Until today, Jim Weber was a heavy Twitter user with nearly 100,000 followers and 69,000 tweets. (Nice.) “Sure, I didn’t have the rights to any footage at the Olympics — just like countless blogs and users don’t have rights to the NFL, NBA, MLB, NHL, and NCAA footage that they create GIFs out of and profit from every day,” Weber, who works in the sports-media industry, explained in a lengthy blog post on LinkedIn. “But I figured the worst thing that would happen is the GIF would be deleted from my account, as Twitter often does in these situations.”

Except that isn’t what happened. Over the weekend, Weber received a DMCA takedown notice from Twitter via email, which included a letter from the IOC director of legal affairs. (This feels like a lot of work to get one guy to take down one GIF, but okay, IOC.) According to the note, Weber had ten minutes to reply to the IOC and comply with their request to “immediately and permanently remove the material.” But three minutes later, he received a second email informing him that his account had been suspended. (Twitter did not immediately respond to Select All’s request for comment.)

Today, four days later, Weber says he received another email from Twitter, this one informing him that he had been permanently banned from using the micro-blogging platform under the handle @JimMWeber. (Reminder: This is the same punishment Milo Yiannopoulos received after leading hateful trolls against Leslie Jones.) Weber says he regrets sharing the GIF, but also that he believes Twitter is using him as an example.

From Weber via Linkedin:

It’s disappointing that Twitter will throw users under the bus to do it by permanently banning the very users that built Twitter into the vibrant community it is today. It’s even more frustrating that I didn’t have a single human interaction but was delivered form letters determining my fate — likely sent from somewhere halfway around the world. 
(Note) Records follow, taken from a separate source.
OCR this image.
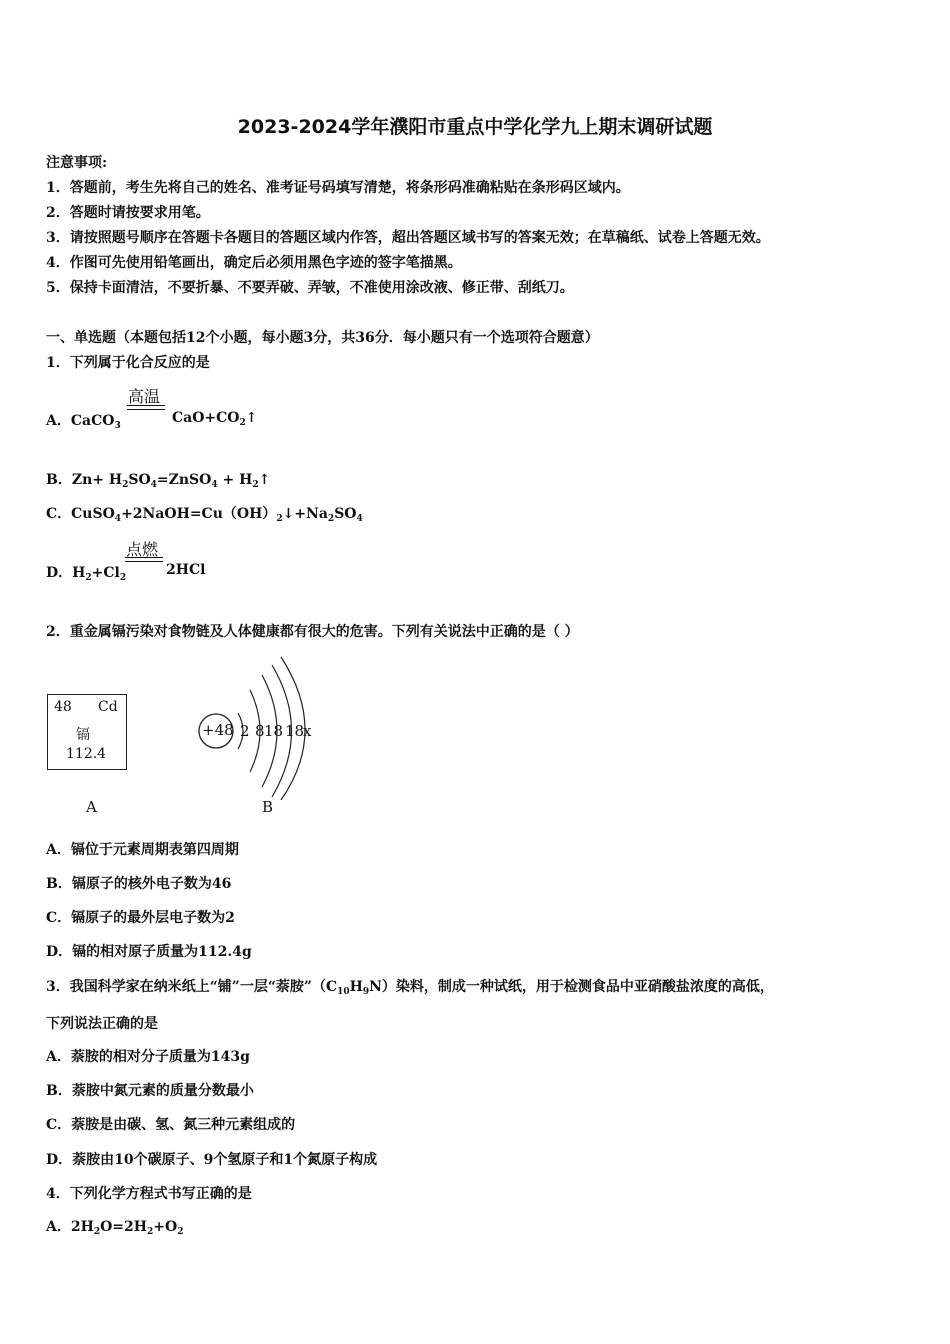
2023-2024学年濮阳市重点中学化学九上期末调研试题
注意事项:
1．答题前，考生先将自己的姓名、准考证号码填写清楚，将条形码准确粘贴在条形码区域内。
2．答题时请按要求用笔。
3．请按照题号顺序在答题卡各题目的答题区域内作答，超出答题区域书写的答案无效；在草稿纸、试卷上答题无效。
4．作图可先使用铅笔画出，确定后必须用黑色字迹的签字笔描黑。
5．保持卡面清洁，不要折暴、不要弄破、弄皱，不准使用涂改液、修正带、刮纸刀。
一、单选题（本题包括12个小题，每小题3分，共36分．每小题只有一个选项符合题意）
1．下列属于化合反应的是
高温
A．CaCO$_3$	$CaO+CO_2↑$
B．$Zn+ H_2SO_4=ZnSO_4$ + $H_2↑$
C．$CuSO_4+2NaOH=Cu(OH)_2↓+Na_2SO_4$
点燃
D．$H_2+Cl_2$	2HCl
2．重金属镉污染对食物链及人体健康都有很大的危害。下列有关说法中正确的是（ ）
48 Cd
镉
112.4
+48 2 8 18 18
x
A	B
A．镉位于元素周期表第四周期
B．镉原子的核外电子数为46
C．镉原子的最外层电子数为2
D．镉的相对原子质量为112.4g
3．我国科学家在纳米纸上“铺”一层“萘胺$”(C_{10}H_9N)$染料，制成一种试纸，用于检测食品中亚硝酸盐浓度的高低，
下列说法正确的是
A．萘胺的相对分子质量为143g
B．萘胺中氮元素的质量分数最小
C．萘胺是由碳、氢、氮三种元素组成的
D．萘胺由10个碳原子、9个氢原子和1个氮原子构成
4．下列化学方程式书写正确的是
A．$2H_2O=2H_2+O_2$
When the IOC announced the GIF ban before the games, my Select All colleague Brian Feldman wrote that the situation could go one of two ways: “At best, the IOC won’t really care. At worst, the committee and platforms will be playing the world’s most nihilistic game of Whac-A-Mole.” In this case, Weber has become the mole. Now it’s only a question of whether there will be more and whether the whacking is justified.